Le peuple Purepecha entreprend une randonnée de trois jours à travers les montagnes et les forêts de l’Etat de Michoacan, dans l’ouest du Mexique
Je ne me fatigue pas», souffle CatellanaNambo, 80 ans, au terme d’une procession de prèsde 100 km pour le nouvel an du peuple indigène Purepecha, lors d’un rituel du feu à travers les montagnes verdoyantes dans l’Ouest du Mexique. A l’orée du village d’Ocumicho au crépuscule, deux colonnes de femmes en robes traditionnelles ouvrent la marche. Tournant sur elles-mêmes au son de la fanfare, elles avancent parmi des volutes de fumée qui donnent à cette procession du feu une touche onirique.
Chaque année depuis 1983, les communautés du peuple indigène Purepecha transportent pendant trois jours leur feu de village en village dans le Michoacan, grand producteur d’avocats, menacé comme tant d’autres par la violence de la délinquance organisée. Moment de célébration d’une culture menacée, la cérémonie permet aussi à la communauté de revendiquer la défense de ses ressources naturelles comme ses forêts, menacées par l’extension des cultures d’avocats. La tradition du «Fuego Nuevo» (feu nouveau) célèbre le début de l’année le 1er février selon la variante locale du calendrier mésoaméricain.
La procession aux flambeaux avait été oubliée pendant longtemps avant d’être ravivée par le peuple Purepecha lui-même, aidé d’historiens et d’anthropologues. «Lorsque les Espagnols sont arrivés, ils nous ont enlevé notre façon de nous habiller, notre façon de parler, mais nous essayons de retrouver les coutumes de nos ancêtres», explique CatellanaNambo, agricultrice à 80 ans. «Nous intégrons de plus en plus de jeunes, (...) les enfants parlent maintenant bien le Purepecha, et nous sommes fiers d’être des Purepechas», ajoute-t-elle.
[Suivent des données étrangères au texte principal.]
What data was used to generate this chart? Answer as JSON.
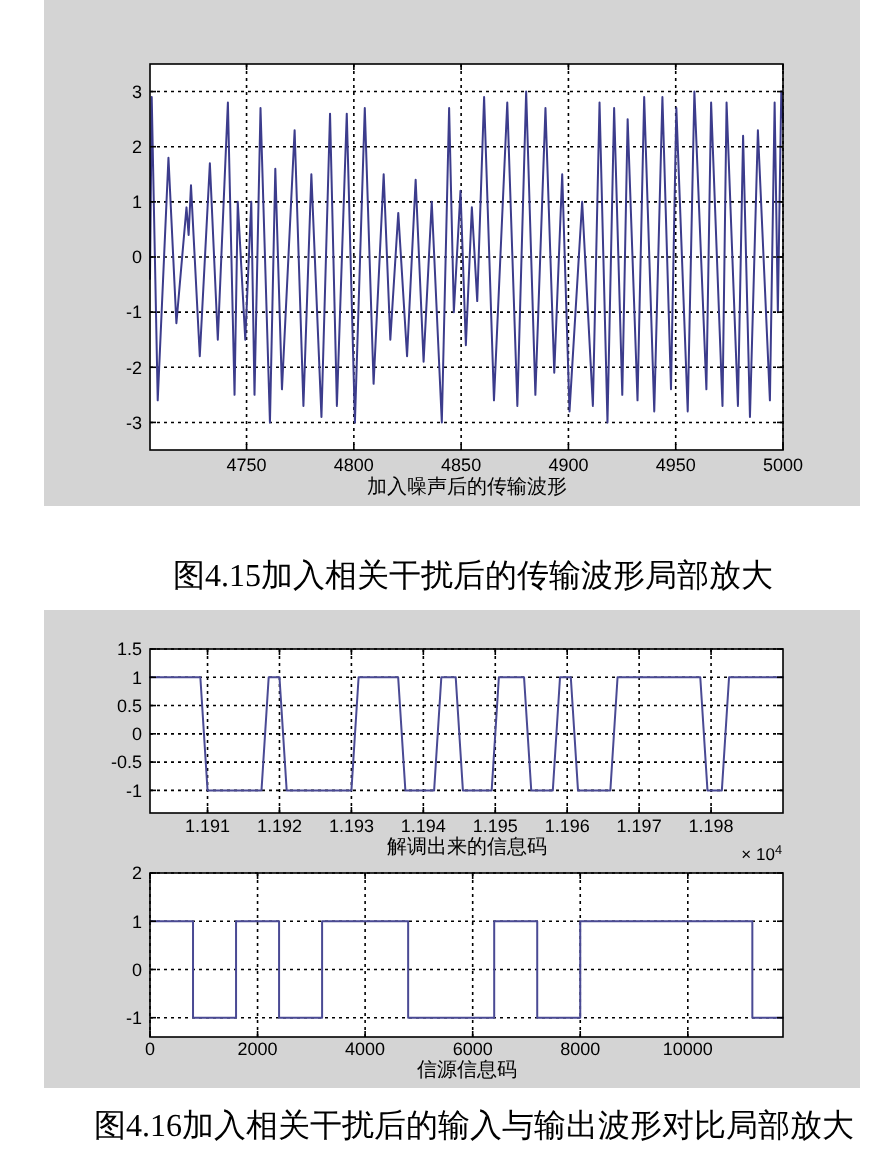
{
  "chart_data": [
    {
      "type": "line",
      "xlabel": "加入噪声后的传输波形",
      "xlim": [
        4705,
        5000
      ],
      "xticks": [
        4750,
        4800,
        4850,
        4900,
        4950,
        5000
      ],
      "ylim": [
        -3.5,
        3.5
      ],
      "yticks": [
        -3,
        -2,
        -1,
        0,
        1,
        2,
        3
      ],
      "grid": true,
      "color": "#3c3c8c",
      "x": [
        4705,
        4705.8,
        4708.6,
        4713.6,
        4717.3,
        4722,
        4723,
        4724.1,
        4728.2,
        4732.9,
        4736.6,
        4741.3,
        4744.4,
        4745.9,
        4749.4,
        4752.2,
        4753.7,
        4756.5,
        4760.9,
        4763.4,
        4766.5,
        4772.4,
        4776.5,
        4780.2,
        4784.9,
        4788.9,
        4792.1,
        4796.7,
        4800.5,
        4805.1,
        4809.2,
        4813.9,
        4817,
        4820.7,
        4824.8,
        4828.8,
        4832.5,
        4836.3,
        4841,
        4844.4,
        4846.6,
        4849.7,
        4852.2,
        4855,
        4857.5,
        4860.7,
        4865.3,
        4871.5,
        4876.2,
        4880.3,
        4884.6,
        4889.3,
        4893.4,
        4897.1,
        4900.5,
        4906.4,
        4911.4,
        4914.5,
        4918.2,
        4921.3,
        4925.1,
        4927.6,
        4932.2,
        4935.3,
        4940,
        4943.8,
        4947.8,
        4950.3,
        4955.6,
        4958.7,
        4964.3,
        4966.5,
        4971.8,
        4973.7,
        4979,
        4981.4,
        4984.6,
        4988.3,
        4993.9,
        4996.1,
        4997.6,
        4999.2,
        5000
      ],
      "values": [
        -0.4,
        2.9,
        -2.6,
        1.8,
        -1.2,
        0.9,
        0.4,
        1.3,
        -1.8,
        1.7,
        -1.5,
        2.8,
        -2.5,
        1,
        -1.5,
        1,
        -2.5,
        2.7,
        -3,
        1.6,
        -2.4,
        2.3,
        -2.7,
        1.5,
        -2.9,
        2.6,
        -2.7,
        2.6,
        -3,
        2.7,
        -2.3,
        1.5,
        -1.5,
        0.8,
        -1.8,
        1.4,
        -1.9,
        1,
        -3,
        2.7,
        -1,
        1.2,
        -1.6,
        0.9,
        -0.8,
        2.9,
        -2.6,
        2.8,
        -2.7,
        3,
        -2.5,
        2.7,
        -2.1,
        1.5,
        -2.8,
        1,
        -2.7,
        2.8,
        -3,
        2.7,
        -2.5,
        2.5,
        -2.6,
        2.9,
        -2.8,
        2.9,
        -2.4,
        2.7,
        -2.8,
        3,
        -2.4,
        2.8,
        -2.7,
        2.8,
        -2.7,
        2.2,
        -2.9,
        2.3,
        -2.6,
        2.8,
        -1,
        3,
        2.5
      ],
      "annotations": [
        "图4.15加入相关干扰后的传输波形局部放大"
      ]
    },
    {
      "type": "line",
      "xlabel": "解调出来的信息码",
      "xlim": [
        1.1902,
        1.199
      ],
      "xticks": [
        1.191,
        1.192,
        1.193,
        1.194,
        1.195,
        1.196,
        1.197,
        1.198
      ],
      "ylim": [
        -1.4,
        1.5
      ],
      "yticks": [
        -1,
        -0.5,
        0,
        0.5,
        1,
        1.5
      ],
      "grid": true,
      "color": "#4a4a94",
      "x": [
        1.1902,
        1.1909,
        1.191,
        1.19175,
        1.19185,
        1.192,
        1.1921,
        1.193,
        1.1931,
        1.19365,
        1.19375,
        1.19415,
        1.19425,
        1.19445,
        1.19455,
        1.19495,
        1.19505,
        1.1954,
        1.1955,
        1.1958,
        1.1959,
        1.19605,
        1.19615,
        1.1966,
        1.1967,
        1.19785,
        1.19795,
        1.19815,
        1.19825,
        1.199
      ],
      "values": [
        1,
        1,
        -1,
        -1,
        1,
        1,
        -1,
        -1,
        1,
        1,
        -1,
        -1,
        1,
        1,
        -1,
        -1,
        1,
        1,
        -1,
        -1,
        1,
        1,
        -1,
        -1,
        1,
        1,
        -1,
        -1,
        1,
        1
      ],
      "annotations": [
        "× 10$^{4}$"
      ]
    },
    {
      "type": "step",
      "xlabel": "信源信息码",
      "xlim": [
        0,
        11770
      ],
      "xticks": [
        0,
        2000,
        4000,
        6000,
        8000,
        10000
      ],
      "ylim": [
        -1.4,
        2
      ],
      "yticks": [
        -1,
        0,
        1,
        2
      ],
      "grid": true,
      "color": "#4a4a94",
      "x": [
        0,
        800,
        1600,
        2400,
        3200,
        4800,
        6400,
        7200,
        8000,
        11200,
        11770
      ],
      "values": [
        1,
        -1,
        1,
        -1,
        1,
        -1,
        1,
        -1,
        1,
        -1,
        -1
      ],
      "annotations": [
        "图4.16加入相关干扰后的输入与输出波形对比局部放大"
      ]
    }
  ]
}
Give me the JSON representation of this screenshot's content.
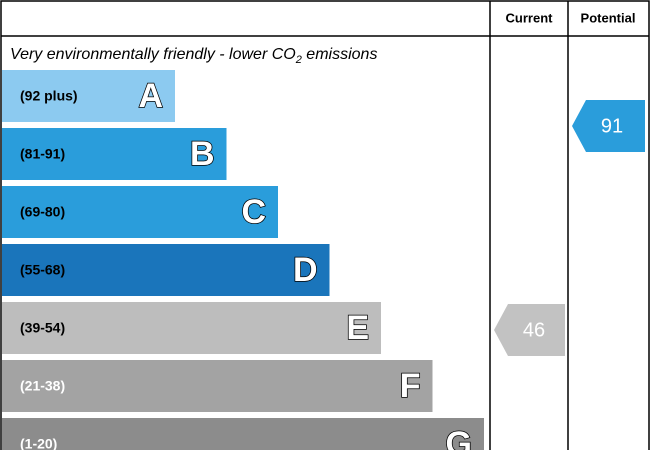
{
  "header": {
    "current": "Current",
    "potential": "Potential"
  },
  "subtitle": {
    "text": "Very environmentally friendly - lower CO",
    "subscript": "2",
    "suffix": " emissions"
  },
  "bands": [
    {
      "range": "(92 plus)",
      "letter": "A"
    },
    {
      "range": "(81-91)",
      "letter": "B"
    },
    {
      "range": "(69-80)",
      "letter": "C"
    },
    {
      "range": "(55-68)",
      "letter": "D"
    },
    {
      "range": "(39-54)",
      "letter": "E"
    },
    {
      "range": "(21-38)",
      "letter": "F"
    },
    {
      "range": "(1-20)",
      "letter": "G"
    }
  ],
  "current": 46,
  "potential": 91
}
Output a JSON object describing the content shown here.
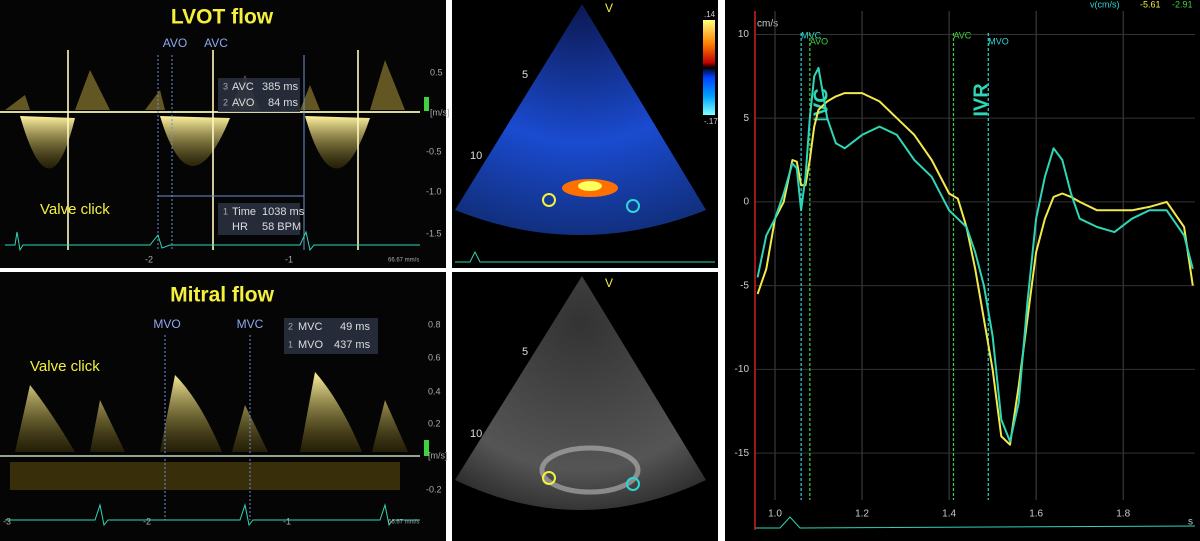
{
  "lvot_panel": {
    "title": "LVOT flow",
    "markers": [
      "AVO",
      "AVC"
    ],
    "measure_1": [
      "3",
      "AVC",
      "385 ms"
    ],
    "measure_2": [
      "2",
      "AVO",
      "84 ms"
    ],
    "measure_3": [
      "1",
      "Time",
      "1038 ms"
    ],
    "measure_4": [
      "HR",
      "58 BPM"
    ],
    "annotation": "Valve click",
    "unit": "[m/s]",
    "scale_labels": [
      "0.5",
      "-0.5",
      "-1.0",
      "-1.5"
    ],
    "time_labels": [
      "-2",
      "-1"
    ],
    "sweep": "66.67 mm/s"
  },
  "mitral_panel": {
    "title": "Mitral flow",
    "markers": [
      "MVO",
      "MVC"
    ],
    "measure_1": [
      "2",
      "MVC",
      "49 ms"
    ],
    "measure_2": [
      "1",
      "MVO",
      "437 ms"
    ],
    "annotation": "Valve click",
    "unit": "[m/s]",
    "scale_labels": [
      "0.8",
      "0.6",
      "0.4",
      "0.2",
      "-0.2"
    ],
    "time_labels": [
      "-3",
      "-2",
      "-1"
    ],
    "sweep": "66.67 mm/s"
  },
  "color_panel": {
    "apex": "V",
    "depth_labels": [
      "5",
      "10"
    ],
    "colorbar_labels": [
      ".14",
      "-.17"
    ]
  },
  "gray_panel": {
    "apex": "V",
    "depth_labels": [
      "5",
      "10"
    ]
  },
  "chart_data": {
    "type": "line",
    "y_label": "cm/s",
    "x_label": "s",
    "header": [
      "v(cm/s)",
      "-5.61",
      "-2.91"
    ],
    "x": [
      0.96,
      0.98,
      1.0,
      1.02,
      1.04,
      1.05,
      1.06,
      1.07,
      1.08,
      1.09,
      1.1,
      1.12,
      1.14,
      1.16,
      1.2,
      1.24,
      1.28,
      1.32,
      1.36,
      1.4,
      1.42,
      1.44,
      1.46,
      1.48,
      1.5,
      1.52,
      1.54,
      1.56,
      1.58,
      1.6,
      1.62,
      1.64,
      1.66,
      1.68,
      1.7,
      1.74,
      1.78,
      1.82,
      1.86,
      1.9,
      1.94,
      1.96
    ],
    "series": [
      {
        "color": "#f2e94a",
        "values": [
          -5.5,
          -4,
          -1,
          0,
          2.5,
          2.4,
          1,
          1,
          2.5,
          4.5,
          5.5,
          6,
          6.3,
          6.5,
          6.5,
          6,
          5,
          4,
          2.5,
          0.5,
          0.2,
          -1.5,
          -4,
          -7,
          -10,
          -14,
          -14.5,
          -11,
          -7,
          -3,
          -1,
          0.3,
          0.5,
          0.3,
          0,
          -0.5,
          -0.5,
          -0.5,
          -0.3,
          0,
          -1.5,
          -5
        ]
      },
      {
        "color": "#2ed6b6",
        "values": [
          -4.5,
          -2,
          -1,
          0.5,
          2.3,
          2,
          -0.5,
          1.5,
          5,
          7.5,
          8,
          5,
          3.5,
          3.2,
          4,
          4.5,
          4,
          2.5,
          1.5,
          -0.5,
          -1,
          -1.5,
          -3,
          -5,
          -8,
          -13,
          -14.3,
          -12,
          -6,
          -1,
          1.5,
          3.2,
          2.5,
          0.5,
          -1,
          -1.5,
          -1.8,
          -1,
          -0.5,
          -0.5,
          -2,
          -4
        ]
      }
    ],
    "events": [
      {
        "label": "MVC",
        "x": 1.06,
        "color": "#2ed6d6"
      },
      {
        "label": "AVO",
        "x": 1.08,
        "color": "#3fd23f"
      },
      {
        "label": "AVC",
        "x": 1.41,
        "color": "#3fd23f"
      },
      {
        "label": "MVO",
        "x": 1.49,
        "color": "#2ed6d6"
      }
    ],
    "annotations": [
      "IVC",
      "IVR"
    ],
    "xlim": [
      0.954,
      1.965
    ],
    "ylim": [
      -17.8,
      11.4
    ],
    "xticks": [
      {
        "value": 1,
        "label": "1.0"
      },
      1.2,
      1.4,
      1.6,
      1.8
    ],
    "yticks": [
      10,
      5,
      0,
      -5,
      -10,
      -15
    ],
    "grid": true
  }
}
Tous les âges sont bien représentés dans la multitude colorée qui s’éparpille sur la place du village à son arrivée.
Des jeunes femmes aux cheveux tressés esquissent des pas de danse avec les membres des forces d’auto-défense en treillis, que l’on devine très jeunes malgré les visages couverts et les fusils en bandoulière. «La lutte que nous menons concerne la défense de nos forêts, qui sont en train d’être abattues», soutient Javier de la Luz, agriculteur de 66 ans de la communauté Purepecha. «D’une certaine manière, cette fête donne aux communautés le pouvoir de défendre leurs ressources naturelles».
A la nuit tombée, les villageois enflamment des torches et dansent autour du feu, qui restera allumé un an jusqu’à son voyage vers un autre village. «Les gens associent nos coutumes à des choses du passé, qui sont obsolètes, mais je pense vraiment que c’est ce dont le monde a besoin : prendre du recul et se rendre compte que nous avançons très vite», déclare Lucia Gutierrez, 41 ans.
L’étudiante sage-femme, qui vit entre le Michoacan et les Etats-Unis où habite son mari, est heureuse que ses enfants puissent eux aussi apprendre de cette culture, comme un contre-discours à celui du monde moderne. «Nous oublions ce qui importe vraiment», ajoute-t-elle. «La nature, et ces célébrations».